Plasticity of cortical excitatory-inhibitory balance

Abstract

Synapses are highly plastic and are modified by changes in patterns of neural activity or sensory experience. Plasticity of cortical excitatory synapses is thought to be important for learning and memory, leading to alterations in sensory representations and cognitive maps. However, these changes must be coordinated across other synapses within local circuits to preserve neural coding schemes and the organization of excitatory and inhibitory inputs, i.e., excitatory-inhibitory balance. Recent studies indicate that inhibitory synapses are also plastic and are controlled directly by a large number of neuromodulators, particularly during episodes of learning. Many modulators transiently alter excitatory-inhibitory balance by decreasing inhibition, and thus disinhibition has emerged as a major mechanism by which neuromodulation might enable long-term synaptic modifications naturally. This review examines the relationships between neuromodulation and synaptic plasticity, focusing on the induction of long-term changes that collectively enhance cortical excitatory-inhibitory balance for improving perception and behavior.

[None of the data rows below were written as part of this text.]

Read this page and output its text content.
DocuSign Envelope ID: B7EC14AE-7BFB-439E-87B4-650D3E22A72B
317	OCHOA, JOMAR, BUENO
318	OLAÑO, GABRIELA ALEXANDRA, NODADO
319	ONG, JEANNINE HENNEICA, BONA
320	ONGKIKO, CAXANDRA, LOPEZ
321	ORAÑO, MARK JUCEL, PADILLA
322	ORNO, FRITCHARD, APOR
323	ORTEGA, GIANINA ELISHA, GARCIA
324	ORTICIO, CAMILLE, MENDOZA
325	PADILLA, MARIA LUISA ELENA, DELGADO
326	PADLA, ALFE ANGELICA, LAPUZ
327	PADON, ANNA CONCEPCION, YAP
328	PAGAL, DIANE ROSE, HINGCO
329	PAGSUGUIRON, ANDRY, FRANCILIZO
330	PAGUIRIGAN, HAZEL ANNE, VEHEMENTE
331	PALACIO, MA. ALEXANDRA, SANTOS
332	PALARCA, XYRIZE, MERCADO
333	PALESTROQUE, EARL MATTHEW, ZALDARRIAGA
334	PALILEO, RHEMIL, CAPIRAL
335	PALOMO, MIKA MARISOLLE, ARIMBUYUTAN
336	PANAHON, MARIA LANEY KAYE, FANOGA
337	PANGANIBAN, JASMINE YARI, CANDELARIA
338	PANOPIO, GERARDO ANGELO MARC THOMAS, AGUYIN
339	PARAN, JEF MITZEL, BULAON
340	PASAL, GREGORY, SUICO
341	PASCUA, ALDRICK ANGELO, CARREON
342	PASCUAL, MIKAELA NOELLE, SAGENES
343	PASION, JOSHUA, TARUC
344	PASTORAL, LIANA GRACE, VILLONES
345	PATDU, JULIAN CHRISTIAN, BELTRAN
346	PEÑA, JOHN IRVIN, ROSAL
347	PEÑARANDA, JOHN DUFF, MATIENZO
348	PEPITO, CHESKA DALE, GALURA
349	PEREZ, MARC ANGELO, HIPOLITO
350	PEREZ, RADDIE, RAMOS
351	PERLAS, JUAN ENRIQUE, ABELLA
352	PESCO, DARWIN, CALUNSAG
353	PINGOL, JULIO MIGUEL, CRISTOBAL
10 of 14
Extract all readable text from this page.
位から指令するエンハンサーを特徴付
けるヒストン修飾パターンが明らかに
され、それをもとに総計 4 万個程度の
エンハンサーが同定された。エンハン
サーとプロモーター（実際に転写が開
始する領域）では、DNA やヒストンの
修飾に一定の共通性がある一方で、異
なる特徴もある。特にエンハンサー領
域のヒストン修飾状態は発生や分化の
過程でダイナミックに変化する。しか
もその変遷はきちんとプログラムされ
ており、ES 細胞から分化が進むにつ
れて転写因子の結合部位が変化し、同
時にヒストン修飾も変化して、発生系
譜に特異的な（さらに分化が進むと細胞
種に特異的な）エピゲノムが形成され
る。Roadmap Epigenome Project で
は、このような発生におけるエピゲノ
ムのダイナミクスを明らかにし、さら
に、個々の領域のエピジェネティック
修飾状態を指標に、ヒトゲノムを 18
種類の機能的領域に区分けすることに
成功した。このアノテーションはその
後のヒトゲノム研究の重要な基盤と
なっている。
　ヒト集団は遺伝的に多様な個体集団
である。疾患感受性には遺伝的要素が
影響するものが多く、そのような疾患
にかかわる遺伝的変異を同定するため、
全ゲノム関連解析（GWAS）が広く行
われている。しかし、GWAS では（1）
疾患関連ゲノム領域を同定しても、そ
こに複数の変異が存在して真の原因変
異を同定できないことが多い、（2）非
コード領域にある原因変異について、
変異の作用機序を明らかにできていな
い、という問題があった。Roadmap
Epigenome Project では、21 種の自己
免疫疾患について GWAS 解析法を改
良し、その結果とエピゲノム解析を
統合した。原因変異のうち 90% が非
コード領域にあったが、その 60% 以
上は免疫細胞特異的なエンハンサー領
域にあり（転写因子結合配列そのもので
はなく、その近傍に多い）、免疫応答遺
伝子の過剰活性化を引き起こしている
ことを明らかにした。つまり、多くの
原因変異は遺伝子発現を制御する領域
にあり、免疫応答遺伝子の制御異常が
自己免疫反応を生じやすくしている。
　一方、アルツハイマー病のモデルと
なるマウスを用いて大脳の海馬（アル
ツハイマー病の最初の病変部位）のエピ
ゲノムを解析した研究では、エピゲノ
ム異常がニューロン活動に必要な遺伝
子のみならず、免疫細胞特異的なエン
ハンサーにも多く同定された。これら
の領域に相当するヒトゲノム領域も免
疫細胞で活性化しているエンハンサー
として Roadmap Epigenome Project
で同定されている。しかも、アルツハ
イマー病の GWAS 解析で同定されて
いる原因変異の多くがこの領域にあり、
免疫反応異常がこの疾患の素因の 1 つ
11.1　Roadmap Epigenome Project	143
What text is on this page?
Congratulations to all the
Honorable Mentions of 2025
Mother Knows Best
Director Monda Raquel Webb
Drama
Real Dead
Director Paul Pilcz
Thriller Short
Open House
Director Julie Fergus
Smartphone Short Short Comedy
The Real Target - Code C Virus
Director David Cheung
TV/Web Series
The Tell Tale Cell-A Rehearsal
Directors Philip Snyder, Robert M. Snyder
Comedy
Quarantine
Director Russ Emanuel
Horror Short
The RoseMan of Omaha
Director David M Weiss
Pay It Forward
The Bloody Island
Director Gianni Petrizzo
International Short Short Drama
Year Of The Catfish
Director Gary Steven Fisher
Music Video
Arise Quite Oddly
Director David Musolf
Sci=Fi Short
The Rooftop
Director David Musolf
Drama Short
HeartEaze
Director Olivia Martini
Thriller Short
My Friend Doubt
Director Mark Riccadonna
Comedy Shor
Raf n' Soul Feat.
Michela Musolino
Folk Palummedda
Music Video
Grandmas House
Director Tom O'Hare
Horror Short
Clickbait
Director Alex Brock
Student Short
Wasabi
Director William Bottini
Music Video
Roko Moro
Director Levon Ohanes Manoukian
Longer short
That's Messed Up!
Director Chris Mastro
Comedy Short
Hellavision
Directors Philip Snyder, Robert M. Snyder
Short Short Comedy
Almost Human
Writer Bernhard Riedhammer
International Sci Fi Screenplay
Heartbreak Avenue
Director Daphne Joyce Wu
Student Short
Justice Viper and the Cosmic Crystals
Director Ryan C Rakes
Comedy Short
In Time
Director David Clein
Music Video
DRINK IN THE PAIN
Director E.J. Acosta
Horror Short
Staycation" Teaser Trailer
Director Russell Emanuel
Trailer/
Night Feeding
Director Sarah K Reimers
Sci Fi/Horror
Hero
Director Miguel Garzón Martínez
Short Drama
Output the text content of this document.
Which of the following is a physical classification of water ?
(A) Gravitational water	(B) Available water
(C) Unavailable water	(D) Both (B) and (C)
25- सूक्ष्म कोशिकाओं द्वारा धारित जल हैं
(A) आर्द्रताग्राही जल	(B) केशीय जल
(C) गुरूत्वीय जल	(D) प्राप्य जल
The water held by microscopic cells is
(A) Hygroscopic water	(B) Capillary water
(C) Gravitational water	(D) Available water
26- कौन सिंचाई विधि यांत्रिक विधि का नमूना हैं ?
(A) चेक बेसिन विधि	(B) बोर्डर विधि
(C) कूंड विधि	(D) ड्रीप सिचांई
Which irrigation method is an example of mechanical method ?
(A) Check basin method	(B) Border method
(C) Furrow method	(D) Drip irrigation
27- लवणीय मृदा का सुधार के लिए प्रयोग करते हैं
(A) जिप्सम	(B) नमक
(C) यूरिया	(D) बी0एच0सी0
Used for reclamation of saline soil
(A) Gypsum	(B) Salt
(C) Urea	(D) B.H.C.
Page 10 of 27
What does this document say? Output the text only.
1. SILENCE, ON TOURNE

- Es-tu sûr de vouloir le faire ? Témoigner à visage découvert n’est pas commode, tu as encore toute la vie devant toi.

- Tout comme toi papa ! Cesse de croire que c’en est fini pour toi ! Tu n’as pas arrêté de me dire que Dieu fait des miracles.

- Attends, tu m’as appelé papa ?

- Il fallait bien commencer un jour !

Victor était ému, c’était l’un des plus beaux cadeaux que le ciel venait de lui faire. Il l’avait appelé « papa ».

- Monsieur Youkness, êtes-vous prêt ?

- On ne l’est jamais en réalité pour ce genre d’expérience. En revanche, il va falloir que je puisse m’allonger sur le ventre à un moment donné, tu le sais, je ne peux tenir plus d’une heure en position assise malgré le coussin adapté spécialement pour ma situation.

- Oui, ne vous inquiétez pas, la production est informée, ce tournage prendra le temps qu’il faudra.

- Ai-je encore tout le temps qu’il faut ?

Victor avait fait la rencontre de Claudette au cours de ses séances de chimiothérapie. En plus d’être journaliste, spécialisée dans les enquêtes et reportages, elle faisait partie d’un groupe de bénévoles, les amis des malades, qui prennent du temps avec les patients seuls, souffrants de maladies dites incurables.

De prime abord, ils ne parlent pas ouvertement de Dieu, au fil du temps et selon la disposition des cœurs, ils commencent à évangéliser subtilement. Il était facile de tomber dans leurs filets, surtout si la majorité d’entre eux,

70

Keywords: cortex; inhibition; neuromodulation; synaptic plasticity.

Figure 1

STDP of excitatory (a) and inhibitory (b) synaptic responses recorded in the same cells from slices of young mouse auditory cortex. (Top and middle) Examples of LTP and LTD induced by spike pairings of various timing intervals. Blue symbols in panel b indicate experiments performed with excitation blocked via DNQX. (Bottom) Summary of all cells, showing that spike pairing differentially affects excitation versus inhibition. Excitatory STDP has a Hebbian asymmetric window [short-interval pre-before-postsynaptic pairing (pre→post pairing) induced LTP, and post→pre pairing induced LTD], whereas inhibitory STDP is symmetric (LTP is induced by both pre→post and post→pre pairings). Adapted from D’amour & Froemke (2015). Abbreviations: ACSF, artificial cerebrospinal fluid; DNQX, 6,7-dinitroquinoxaline-2,3-dione; LTD, long-term depression; LTP, long-term potentiation; pA, picoamperes; STDP, spike timing–dependent plasticity.

Figure 2

Development of cortical excitatory-inhibitory balance. (a) Balanced tone-evoked excitation and inhibition in adult rat primary auditory cortex. (Top) Frequency tuning curves for excitatory and inhibitory conductances. (Bottom) Excitation and inhibition were highly correlated (linear correlation coefficient r = 0.87). (b) Imbalanced excitatory and inhibitory frequency tuning in auditory cortex early in development. Whole-cell recording from a young [postnatal day 14 (P14)] rat (r = −0.01). Adapted from Dorrn et al. (2010). Abbreviation: nS, sanosiemens.

Figure 3

Functional consequences of nucleus basalis pairing. (a) Experimental setup for electrophysiological studies. (b) Synaptic tuning curve before pairing. Note cotuning of excitatory and inhibitory tuning curves. The triangle indicates the original best frequency, and the arrow indicates the frequency to be paired with nucleus basalis stimulation. (c) The same cells as in panel b 30 min after pairing. Inhibitory responses at the paired 4 kHz input have decreased, and the excitatory tuning curve has shifted to have a new peak at 4 kHz. (d) A different cell from the same animal as in panels b and c 180 min after pairing. Excitatory-inhibitory balance has recovered, but the tuning preference for both excitation and inhibition has shifted from the original best frequency (16 kHz) to the paired frequency (4 kHz). (e) Nucleus basalis pairing improves auditory perception. (Left) Diagram of behavioral training setup. (Right) Frequency recognition (top) and detection (bottom) of a paired 4 kHz tone before and 1–2 h after nucleus basalis pairing. Hit rates (circles) were enhanced to paired target tones, whereas false alarms (triangles) were unaffected. Adapted from Froemke et al. (2007, . Abbreviations: dB SPL, decibels sound pressure level; EPSC, excitatory postsynaptic current; IPSC, inhibitory postsynaptic current.